The crisis deepened as it coincided with the HIV/AIDS epidemic which ravaged the continent in the 1980s and 1990s. The deepening health crisis, increased poverty levels and vulnerability resulted in a polycrisis which governments and communities found hard to manage. Meanwhile, the role of state changed from a ‘providing state’ to a ‘night watchman state’ as its role shrunk to creating a conducive environment for markets to operate.
The foundation of the current wave of social protection programmes in the form of cash transfers is a response to the effects of SAPs. With countries having to cut down social spending, poverty rates increased leading to unrest and riots in countries such as Zambia in 1986, Nigeria in 1989, Niger in 1991, and Kenya in 1990.20 This included riots by workers but also by university students protesting hikes in fees. As far back as 1987, a UNICEF report called Adjustment with Human Face, exposed the suffering brought about by SAPs on families and children. African scholars had already been challenging the suitability of SAPs in their countries, and along with activists they called for a cessation and reform of the stabilisation process.
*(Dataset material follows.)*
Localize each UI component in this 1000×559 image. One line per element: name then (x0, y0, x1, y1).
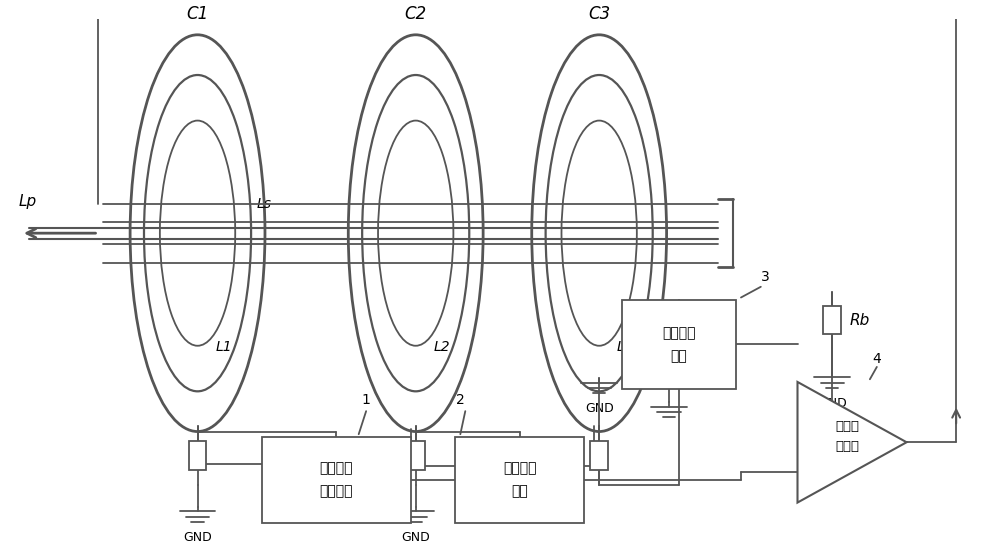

Following the ‘success’ of cash transfers in Latin America to alleviate poverty reduction and issues such as destitution, the Bretton Woods institutions transferred the strategy to Africa in the 2000s to deal with disastrous effects of SAPs and quell the rising unrest caused by the increased cost of living. In the interim, between the independence wave of the 1960s–1970s and the 2000s, many African countries had become fully authoritarian or had leaders who stifled democracy or enforced political repression. The rising social unrest soon morphed into political agitation with the clamour for multi-party democracy at its core in places such as Zambia and Kenya. With political instability imminent, the response of the international multilateral organisations was the provision of targeted social assistance to the poorest and the concept of safety nets and cash transfers grounded in the World Bank’s Social Risk Management framework.
Cash transfers became a popular mode of support first in Latin America where the governments of Brazil and Mexico introduced the Bolsa Família (Family Allowance) and Oportunidades (or Prospera) social assistance programmes respectively. This kind of social protection intervention made its way to the continent, but it was not entirely new as South Africa and Namibia, for instance, had some forms of transfers on-going since 1928 and 1998 respectively. Starting in the early 2000s, this wave of cash transfers was introduced in Zambia with the help of GIZ (the German International Co-operation Agency) and Kenya via UNICEF. The projects at the time comprised of small pilot programmes and with time, international organisations expanded to the entirety of the African continent.